Skaggs in his brief says that at the trial before the Board he was misled by counsel for the Commissioner into thinking there would be no contention that the capital gain above discussed was separate, and so the stipulation of facts was not so full as it would have been, the truth being that Skaggs had from 1926 till July 1, 1929, been president and a director of Safeway Stores. The Commissioner amended his brief before the Board before its final decision was made, urging the point now said to have been abandoned. The petition to this court for review makes this point a prominent ground. Neither *724 before the Board nor by answer or motion in this court has any effort been made to reopen the evidence. The suggested additional facts do not seem sufficient to show any substantial personal efforts of Skaggs between his marriage in January and his ceasing to be a director July 1, 1929, which caused an increase in the value of his stock when sold in 1934. The case here is more like National Labor Relations Board v. Tex-O-Kan Flour Mills, 5 Cir., 122 F.2d 433, where no relief was given, than Crabb v. Commissioner, 5 Cir., 121 F.2d 1015, where we directed the Board to take further evidence. We shall reverse the judgment in the present case, but without prejudice to the filing before the Board of a motion to hear further evidence on the point indicated if in its discretion such motion ought to be entertained. The judgment is accordingly reversed and the cause remanded for further proceedings by the Board not inconsistent with this opinion.

FOSTER, Circuit Judge (concurring in part and dissenting in part).
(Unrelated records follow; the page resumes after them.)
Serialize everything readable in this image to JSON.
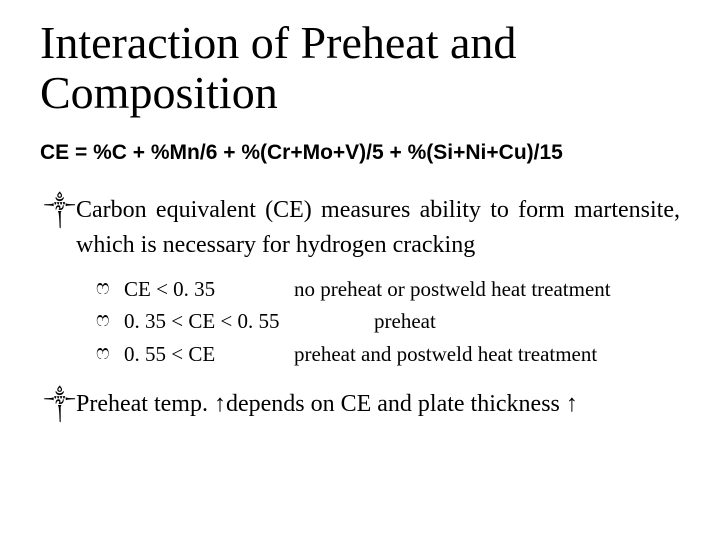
{
  "title": "Interaction of Preheat and Composition",
  "formula": "CE = %C + %Mn/6 + %(Cr+Mo+V)/5 + %(Si+Ni+Cu)/15",
  "bullet_marker": "༒",
  "sub_marker": "ෆ",
  "bullet1": "Carbon equivalent (CE) measures ability to form martensite, which is necessary for hydrogen cracking",
  "sub1_range": "CE < 0. 35",
  "sub1_desc": "no preheat or postweld heat treatment",
  "sub2_range": "0. 35 < CE < 0. 55",
  "sub2_desc": "preheat",
  "sub3_range": "0. 55 < CE",
  "sub3_desc": "preheat and postweld heat treatment",
  "bullet2_a": "Preheat temp. ",
  "bullet2_arrow": "↑",
  "bullet2_b": "depends on CE and plate thickness ",
  "colors": {
    "background": "#ffffff",
    "text": "#000000"
  },
  "fonts": {
    "title_family": "Palatino Linotype",
    "title_size_pt": 34,
    "formula_family": "Arial",
    "formula_size_pt": 16,
    "body_family": "Palatino Linotype",
    "body_size_pt": 18,
    "sub_size_pt": 16
  }
}
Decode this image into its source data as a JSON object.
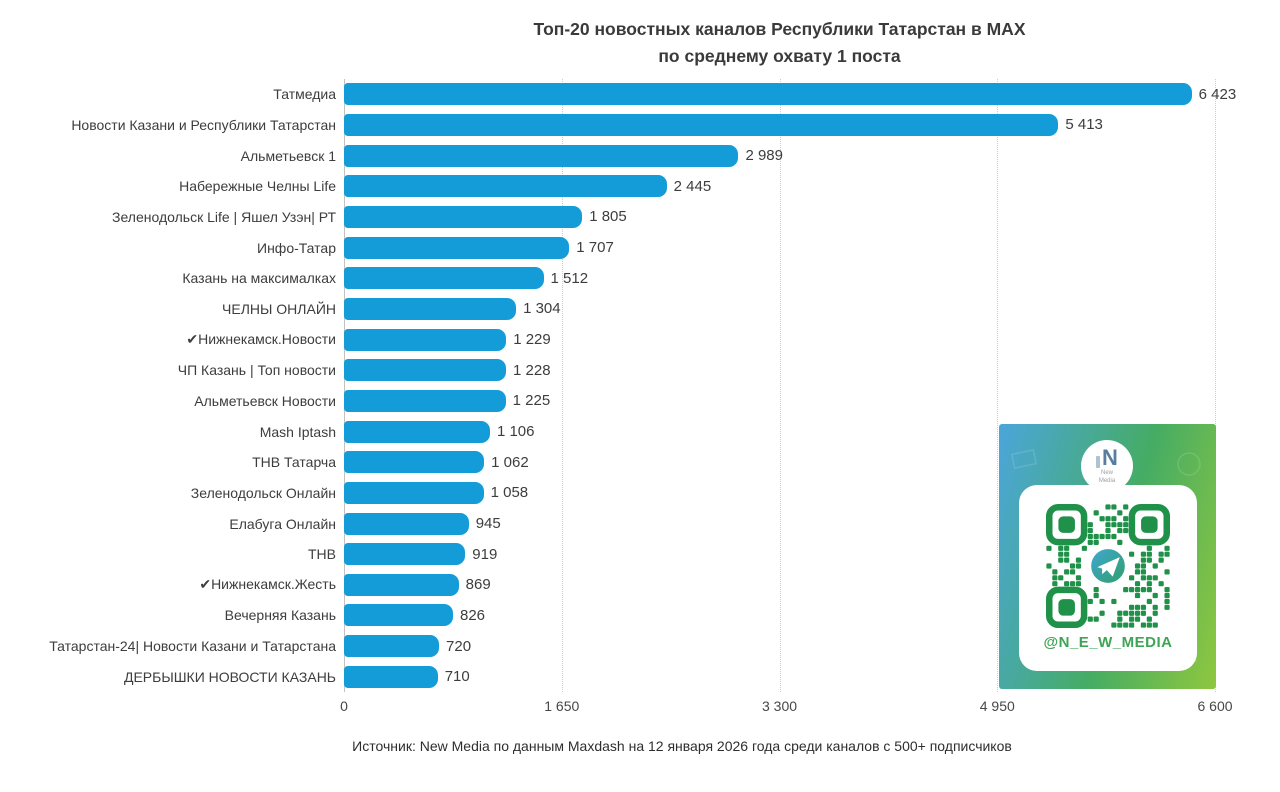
{
  "title": {
    "line1": "Топ-20 новостных каналов Республики Татарстан в MAX",
    "line2": "по среднему охвату 1 поста"
  },
  "chart_data": {
    "type": "bar",
    "orientation": "horizontal",
    "title": "Топ-20 новостных каналов Республики Татарстан в MAX по среднему охвату 1 поста",
    "categories": [
      "Татмедиа",
      "Новости Казани и Республики Татарстан",
      "Альметьевск 1",
      "Набережные Челны Life",
      "Зеленодольск Life | Яшел Узэн| РТ",
      "Инфо-Татар",
      "Казань на максималках",
      "ЧЕЛНЫ ОНЛАЙН",
      "✔Нижнекамск.Новости",
      "ЧП Казань | Топ новости",
      "Альметьевск Новости",
      "Mash Iptash",
      "ТНВ Татарча",
      "Зеленодольск Онлайн",
      "Елабуга Онлайн",
      "ТНВ",
      "✔Нижнекамск.Жесть",
      "Вечерняя Казань",
      "Татарстан-24| Новости Казани и Татарстана",
      "ДЕРБЫШКИ НОВОСТИ КАЗАНЬ"
    ],
    "values": [
      6423,
      5413,
      2989,
      2445,
      1805,
      1707,
      1512,
      1304,
      1229,
      1228,
      1225,
      1106,
      1062,
      1058,
      945,
      919,
      869,
      826,
      720,
      710
    ],
    "value_labels": [
      "6 423",
      "5 413",
      "2 989",
      "2 445",
      "1 805",
      "1 707",
      "1 512",
      "1 304",
      "1 229",
      "1 228",
      "1 225",
      "1 106",
      "1 062",
      "1 058",
      "945",
      "919",
      "869",
      "826",
      "720",
      "710"
    ],
    "xlabel": "",
    "ylabel": "",
    "xlim": [
      0,
      6600
    ],
    "x_ticks": [
      {
        "value": 0,
        "label": "0"
      },
      {
        "value": 1650,
        "label": "1 650"
      },
      {
        "value": 3300,
        "label": "3 300"
      },
      {
        "value": 4950,
        "label": "4 950"
      },
      {
        "value": 6600,
        "label": "6 600"
      }
    ],
    "grid": "vertical dotted gridlines",
    "legend": "none",
    "bar_color": "#149CD8"
  },
  "promo": {
    "handle": "@N_E_W_MEDIA",
    "logo_letter": "N",
    "logo_caption": [
      "New",
      "Media"
    ],
    "qr_color": "#1F9149",
    "handle_color": "#3FA455"
  },
  "footer": {
    "source": "Источник: New Media по данным Maxdash на 12 января 2026 года среди каналов с 500+ подписчиков"
  },
  "colors": {
    "bar": "#149CD8",
    "text": "#3d3d3d",
    "gridline": "#cdcdcd",
    "promo_gradient": [
      "#4BA6DA",
      "#45AC64",
      "#8FC73F"
    ]
  }
}
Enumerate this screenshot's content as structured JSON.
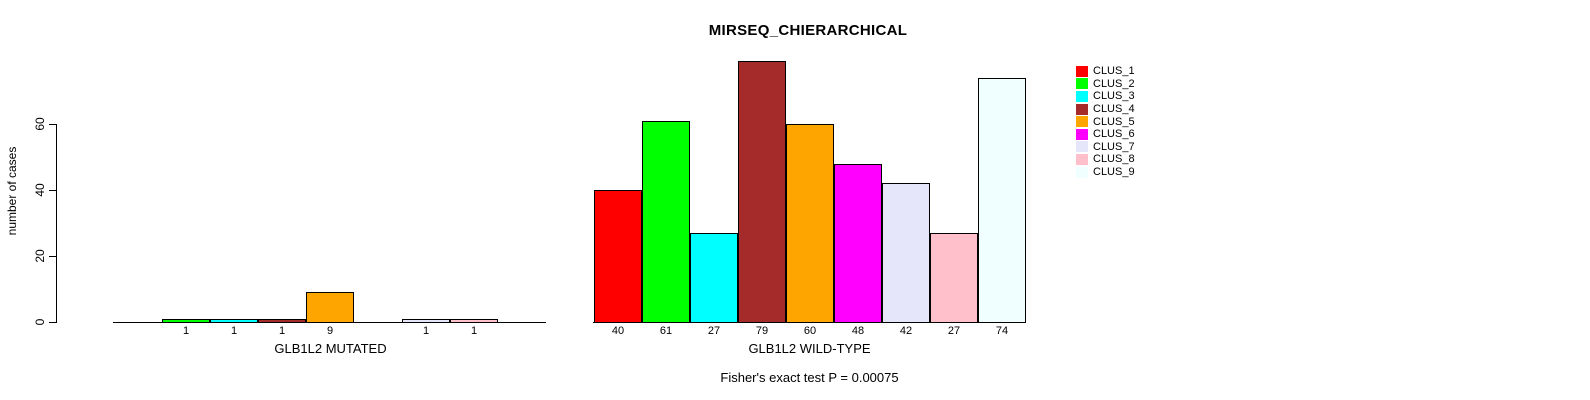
{
  "chart_data": {
    "type": "bar",
    "title": "MIRSEQ_CHIERARCHICAL",
    "ylabel": "number of cases",
    "yticks": [
      0,
      20,
      40,
      60
    ],
    "grid": false,
    "legend_position": "right",
    "clusters": [
      {
        "name": "CLUS_1",
        "color": "#FF0000"
      },
      {
        "name": "CLUS_2",
        "color": "#00FF00"
      },
      {
        "name": "CLUS_3",
        "color": "#00FFFF"
      },
      {
        "name": "CLUS_4",
        "color": "#A52A2A"
      },
      {
        "name": "CLUS_5",
        "color": "#FFA500"
      },
      {
        "name": "CLUS_6",
        "color": "#FF00FF"
      },
      {
        "name": "CLUS_7",
        "color": "#E6E6FA"
      },
      {
        "name": "CLUS_8",
        "color": "#FFC0CB"
      },
      {
        "name": "CLUS_9",
        "color": "#F0FFFF"
      }
    ],
    "groups": [
      {
        "label": "GLB1L2 MUTATED",
        "values": [
          0,
          1,
          1,
          1,
          9,
          0,
          1,
          1,
          0
        ]
      },
      {
        "label": "GLB1L2 WILD-TYPE",
        "values": [
          40,
          61,
          27,
          79,
          60,
          48,
          42,
          27,
          74
        ]
      }
    ],
    "annotation": "Fisher's exact test P = 0.00075"
  }
}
I agree with the conclusion of the majority holding that the profit on the stock in the Safeway Stores is the separate property of the husband. On the other hand, I consider the rent of the real estate in California was personal property of the husband. The situs was in Texas where he was domiciled and it fell into the community.

NOTES

[1] A similar idea is expressed in a Code section in Louisiana, which was dealt with in its application to an increase in value of corporate stock, in Beals v. Fontenot, 5 Cir., 111 F.2d 956.